Training won't converge.
yashkant opened this issue · comments
Hi @xuchen-ethz!
Thanks so much for releasing the code!
I quickly tested this using the command python train.py subject=50002
, and found really great speed-up!
But unfortunately, the loss did not converge to reasonable value. Do you have any idea on what could have gone wrong?
Appreciate your help!
Hi @yashkant
I did a quick test and got the following training log which looks normal:
One possible reason for the different behavior could be the GPU model. In our previous project SNARF (the slow version of this repo), we observed numerical instability on 3080/3090. I haven't tested Fast-SNARF on 3080/3090 yet.

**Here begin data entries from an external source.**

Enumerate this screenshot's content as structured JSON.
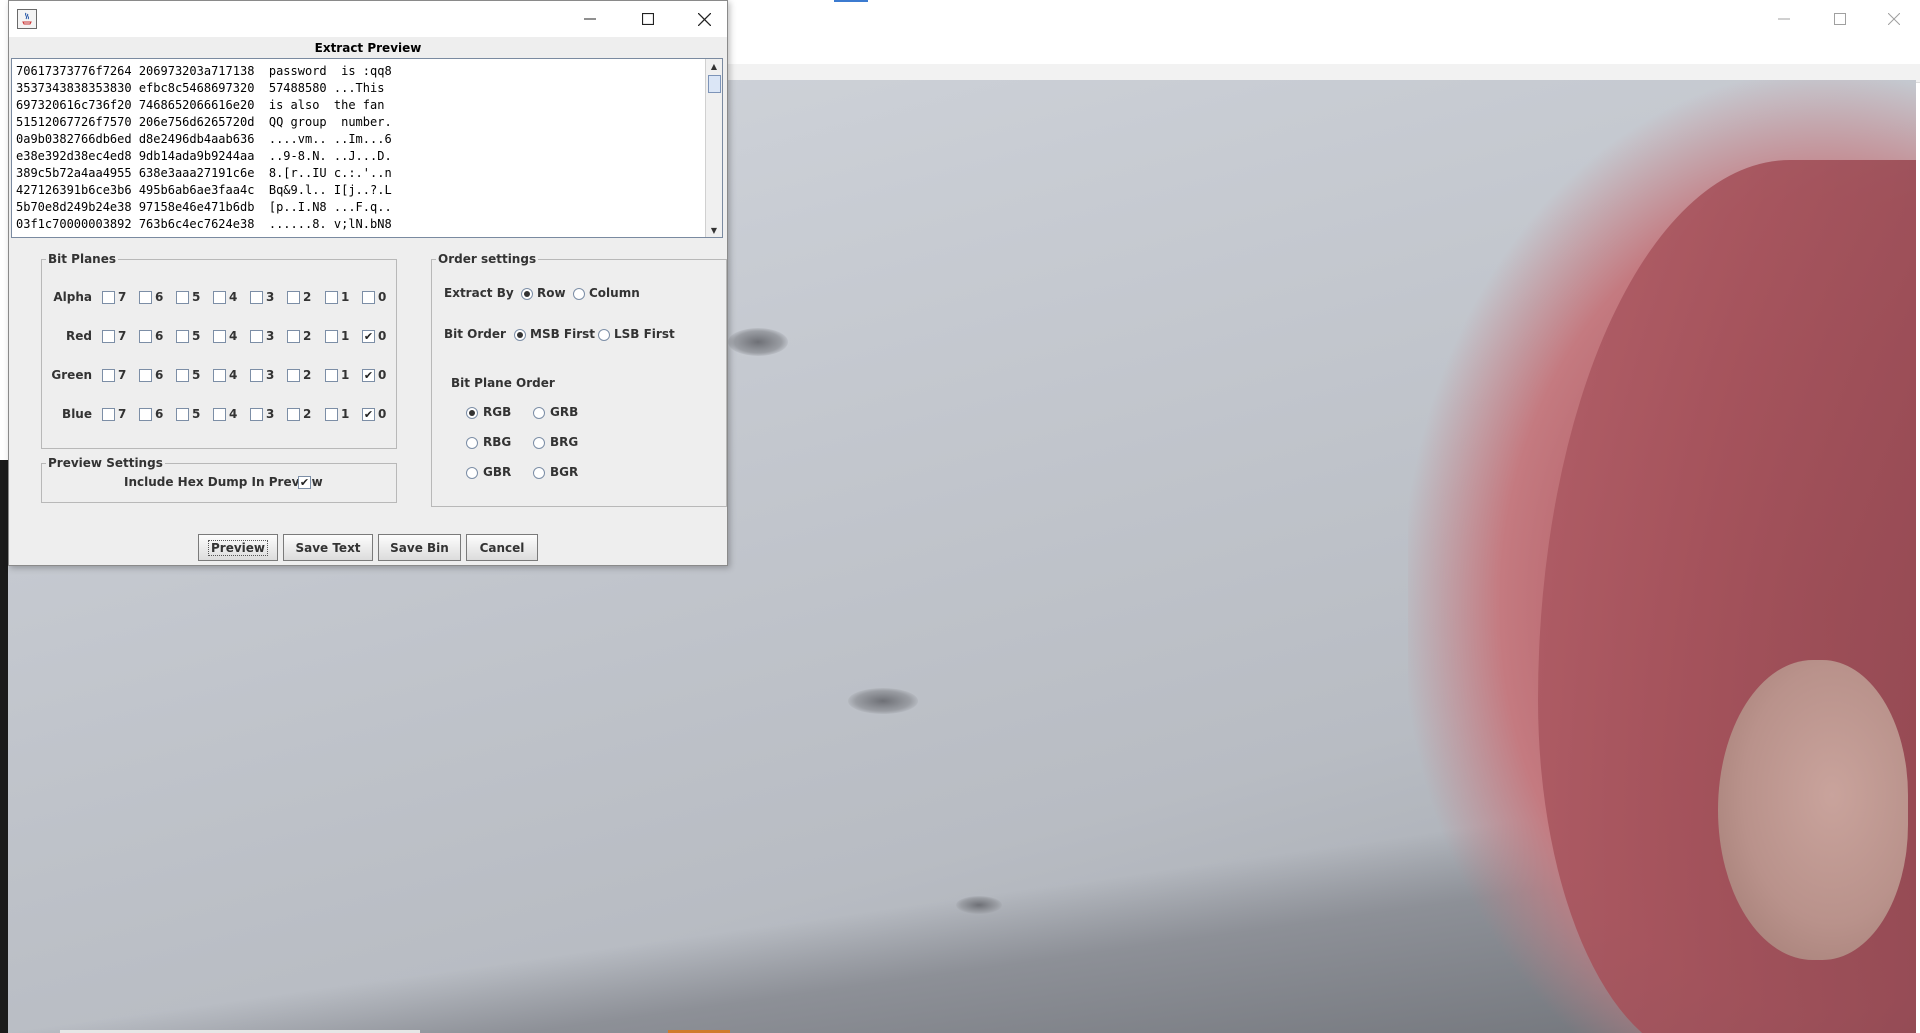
{
  "dialog": {
    "title_icon": "java-app-icon",
    "minimize_icon": "minimize-icon",
    "maximize_icon": "maximize-icon",
    "close_icon": "close-icon",
    "preview_title": "Extract Preview",
    "hex_lines": [
      "70617373776f7264 206973203a717138  password  is :qq8",
      "3537343838353830 efbc8c5468697320  57488580 ...This",
      "697320616c736f20 7468652066616e20  is also  the fan",
      "51512067726f7570 206e756d6265720d  QQ group  number.",
      "0a9b0382766db6ed d8e2496db4aab636  ....vm.. ..Im...6",
      "e38e392d38ec4ed8 9db14ada9b9244aa  ..9-8.N. ..J...D.",
      "389c5b72a4aa4955 638e3aaa27191c6e  8.[r..IU c.:.'..n",
      "427126391b6ce3b6 495b6ab6ae3faa4c  Bq&9.l.. I[j..?.L",
      "5b70e8d249b24e38 97158e46e471b6db  [p..I.N8 ...F.q..",
      "03f1c70000003892 763b6c4ec7624e38  ......8. v;lN.bN8"
    ],
    "bit_planes": {
      "title": "Bit Planes",
      "bits": [
        "7",
        "6",
        "5",
        "4",
        "3",
        "2",
        "1",
        "0"
      ],
      "channels": [
        {
          "name": "Alpha",
          "checked": [
            false,
            false,
            false,
            false,
            false,
            false,
            false,
            false
          ]
        },
        {
          "name": "Red",
          "checked": [
            false,
            false,
            false,
            false,
            false,
            false,
            false,
            true
          ]
        },
        {
          "name": "Green",
          "checked": [
            false,
            false,
            false,
            false,
            false,
            false,
            false,
            true
          ]
        },
        {
          "name": "Blue",
          "checked": [
            false,
            false,
            false,
            false,
            false,
            false,
            false,
            true
          ]
        }
      ]
    },
    "preview_settings": {
      "title": "Preview Settings",
      "hex_dump_label": "Include Hex Dump In Preview",
      "hex_dump_checked": true
    },
    "order_settings": {
      "title": "Order settings",
      "extract_by_label": "Extract By",
      "extract_by_options": [
        "Row",
        "Column"
      ],
      "extract_by_selected": "Row",
      "bit_order_label": "Bit Order",
      "bit_order_options": [
        "MSB First",
        "LSB First"
      ],
      "bit_order_selected": "MSB First",
      "bit_plane_order_label": "Bit Plane Order",
      "bit_plane_order_options": [
        "RGB",
        "GRB",
        "RBG",
        "BRG",
        "GBR",
        "BGR"
      ],
      "bit_plane_order_selected": "RGB"
    },
    "buttons": {
      "preview": "Preview",
      "save_text": "Save Text",
      "save_bin": "Save Bin",
      "cancel": "Cancel"
    }
  },
  "background_window": {
    "minimize_icon": "minimize-icon",
    "maximize_icon": "maximize-icon",
    "close_icon": "close-icon",
    "image": "photo of ceiling with pink-haired figure"
  }
}
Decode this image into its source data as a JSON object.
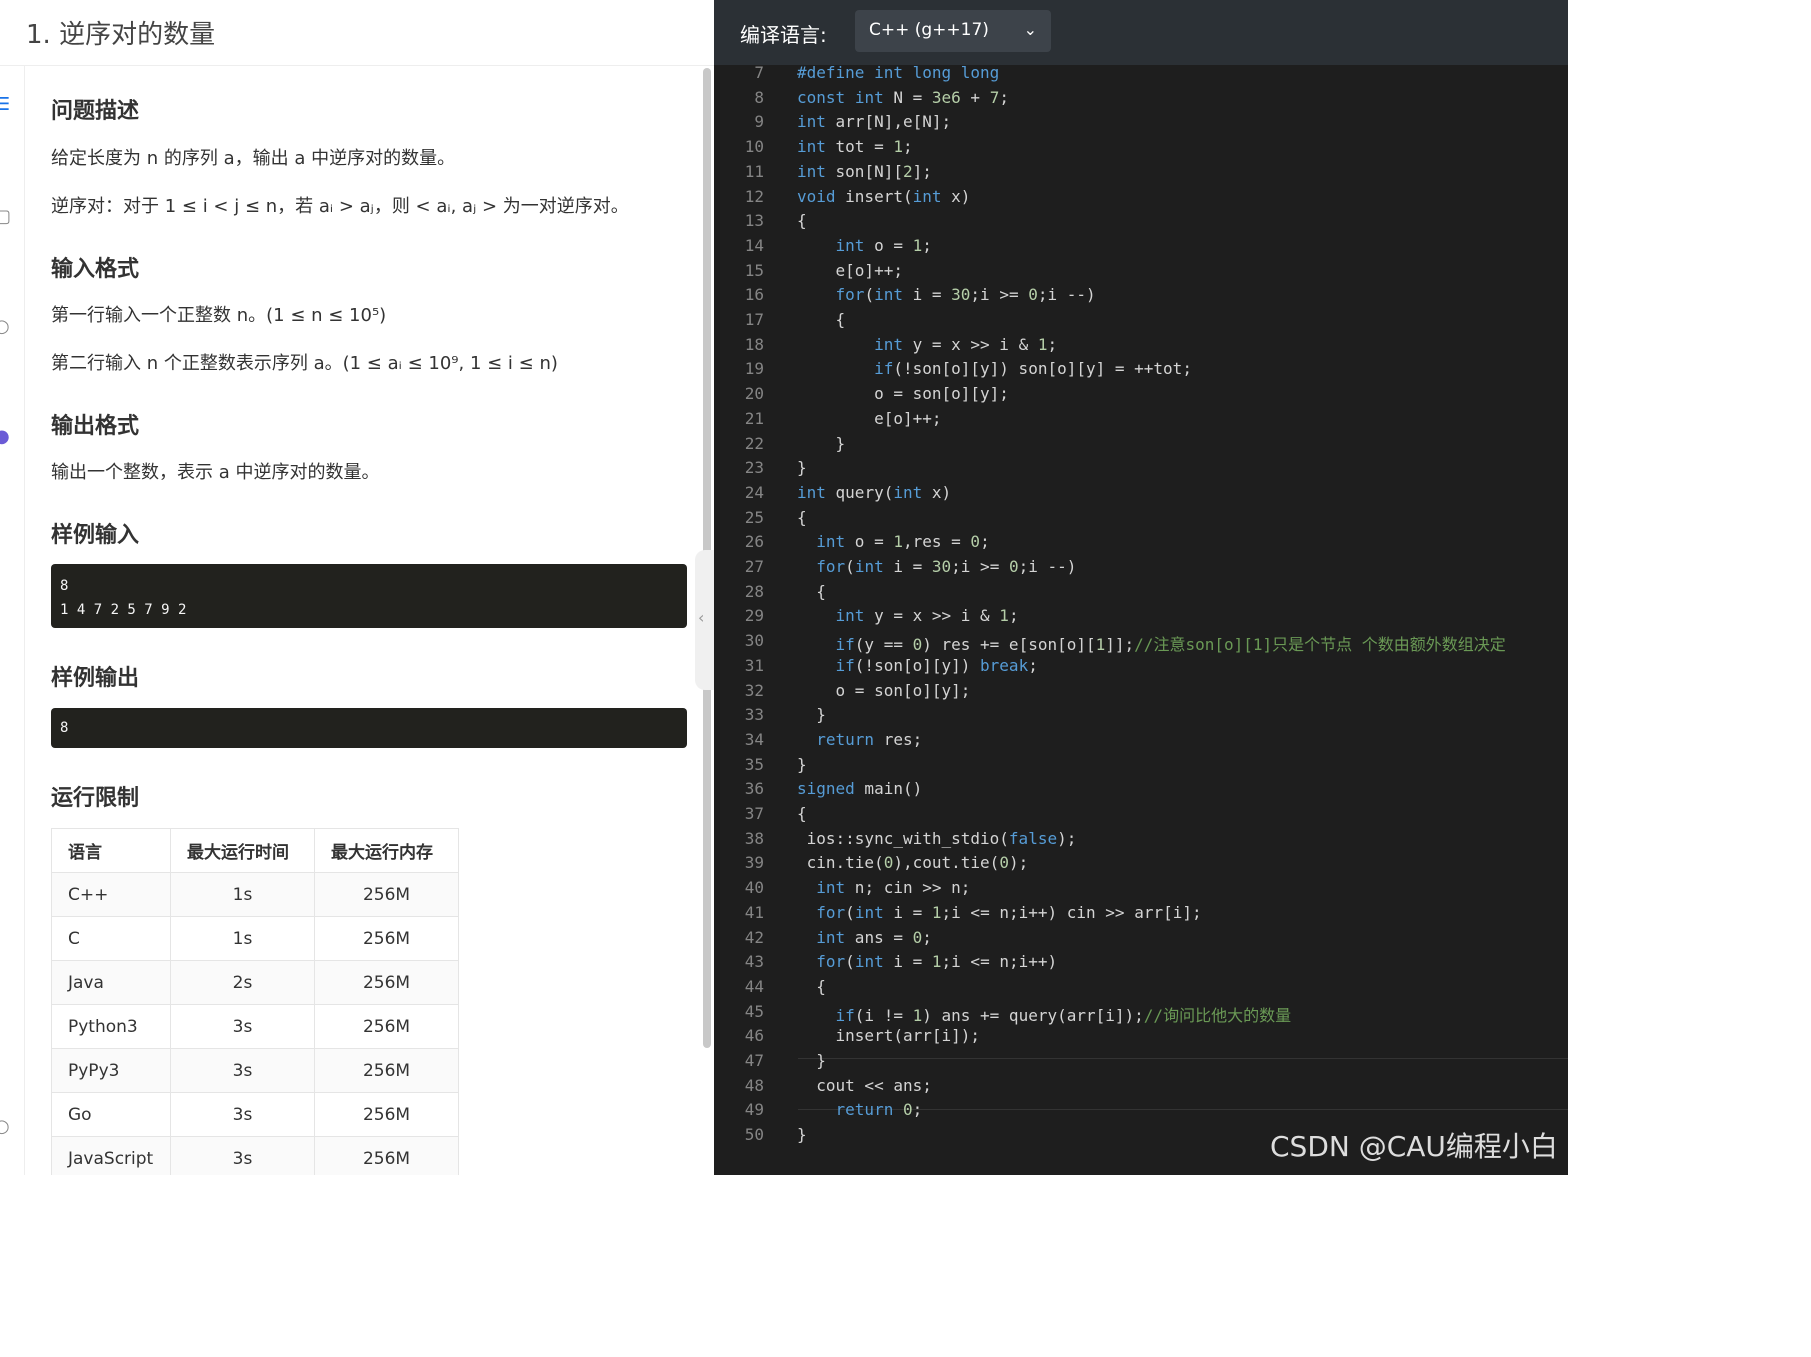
{
  "problem": {
    "title": "1. 逆序对的数量",
    "sections": {
      "desc_heading": "问题描述",
      "desc_line1": "给定长度为 n 的序列 a，输出 a 中逆序对的数量。",
      "desc_line2": "逆序对：对于 1 ≤ i < j ≤ n，若 aᵢ > aⱼ，则 < aᵢ, aⱼ > 为一对逆序对。",
      "input_heading": "输入格式",
      "input_line1": "第一行输入一个正整数 n。(1 ≤ n ≤ 10⁵)",
      "input_line2": "第二行输入 n 个正整数表示序列 a。(1 ≤ aᵢ ≤ 10⁹, 1 ≤ i ≤ n)",
      "output_heading": "输出格式",
      "output_line1": "输出一个整数，表示 a 中逆序对的数量。",
      "sample_in_heading": "样例输入",
      "sample_in": [
        "8",
        "1 4 7 2 5 7 9 2"
      ],
      "sample_out_heading": "样例输出",
      "sample_out": [
        "8"
      ],
      "limits_heading": "运行限制"
    },
    "limits_table": {
      "headers": [
        "语言",
        "最大运行时间",
        "最大运行内存"
      ],
      "rows": [
        [
          "C++",
          "1s",
          "256M"
        ],
        [
          "C",
          "1s",
          "256M"
        ],
        [
          "Java",
          "2s",
          "256M"
        ],
        [
          "Python3",
          "3s",
          "256M"
        ],
        [
          "PyPy3",
          "3s",
          "256M"
        ],
        [
          "Go",
          "3s",
          "256M"
        ],
        [
          "JavaScript",
          "3s",
          "256M"
        ]
      ]
    }
  },
  "editor": {
    "language_label": "编译语言:",
    "language_value": "C++ (g++17)",
    "watermark": "CSDN @CAU编程小白",
    "lines": [
      {
        "n": "7",
        "t": "#define int long long"
      },
      {
        "n": "8",
        "t": "const int N = 3e6 + 7;"
      },
      {
        "n": "9",
        "t": "int arr[N],e[N];"
      },
      {
        "n": "10",
        "t": "int tot = 1;"
      },
      {
        "n": "11",
        "t": "int son[N][2];"
      },
      {
        "n": "12",
        "t": "void insert(int x)"
      },
      {
        "n": "13",
        "t": "{"
      },
      {
        "n": "14",
        "t": "    int o = 1;"
      },
      {
        "n": "15",
        "t": "    e[o]++;"
      },
      {
        "n": "16",
        "t": "    for(int i = 30;i >= 0;i --)"
      },
      {
        "n": "17",
        "t": "    {"
      },
      {
        "n": "18",
        "t": "        int y = x >> i & 1;"
      },
      {
        "n": "19",
        "t": "        if(!son[o][y]) son[o][y] = ++tot;"
      },
      {
        "n": "20",
        "t": "        o = son[o][y];"
      },
      {
        "n": "21",
        "t": "        e[o]++;"
      },
      {
        "n": "22",
        "t": "    }"
      },
      {
        "n": "23",
        "t": "}"
      },
      {
        "n": "24",
        "t": "int query(int x)"
      },
      {
        "n": "25",
        "t": "{"
      },
      {
        "n": "26",
        "t": "  int o = 1,res = 0;"
      },
      {
        "n": "27",
        "t": "  for(int i = 30;i >= 0;i --)"
      },
      {
        "n": "28",
        "t": "  {"
      },
      {
        "n": "29",
        "t": "    int y = x >> i & 1;"
      },
      {
        "n": "30",
        "t": "    if(y == 0) res += e[son[o][1]];//注意son[o][1]只是个节点 个数由额外数组决定"
      },
      {
        "n": "31",
        "t": "    if(!son[o][y]) break;"
      },
      {
        "n": "32",
        "t": "    o = son[o][y];"
      },
      {
        "n": "33",
        "t": "  }"
      },
      {
        "n": "34",
        "t": "  return res;"
      },
      {
        "n": "35",
        "t": "}"
      },
      {
        "n": "36",
        "t": "signed main()"
      },
      {
        "n": "37",
        "t": "{"
      },
      {
        "n": "38",
        "t": " ios::sync_with_stdio(false);"
      },
      {
        "n": "39",
        "t": " cin.tie(0),cout.tie(0);"
      },
      {
        "n": "40",
        "t": "  int n; cin >> n;"
      },
      {
        "n": "41",
        "t": "  for(int i = 1;i <= n;i++) cin >> arr[i];"
      },
      {
        "n": "42",
        "t": "  int ans = 0;"
      },
      {
        "n": "43",
        "t": "  for(int i = 1;i <= n;i++)"
      },
      {
        "n": "44",
        "t": "  {"
      },
      {
        "n": "45",
        "t": "    if(i != 1) ans += query(arr[i]);//询问比他大的数量"
      },
      {
        "n": "46",
        "t": "    insert(arr[i]);"
      },
      {
        "n": "47",
        "t": "  }"
      },
      {
        "n": "48",
        "t": "  cout << ans;"
      },
      {
        "n": "49",
        "t": "    return 0;"
      },
      {
        "n": "50",
        "t": "}"
      }
    ]
  }
}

Are you maybe using 3080/3090?
Thanks for the quick response!
I recently switched to 32GB V100, and I had the old SNARF code working on a 16GB V100.
I am planning to rerun the old SNARF code on the newer 32GB gpu to check if that works.
Will keep you posted!
Hi @yashkant
When debugging for another issue I realized that there are two parts of the code that do no not belong to this version and they cause the convergence problem you experienced earlier. I was testing on a different branch so did not catch this problem.
Really sorry for the problem and for your time I might have wasted! Now things are fixed and the training should work normally with the updated code.
Best Regards,
Xu
Thanks @xuchen-ethz, really appreciate the fix!
The code works for me now! :)
great to know! thanks for the feedback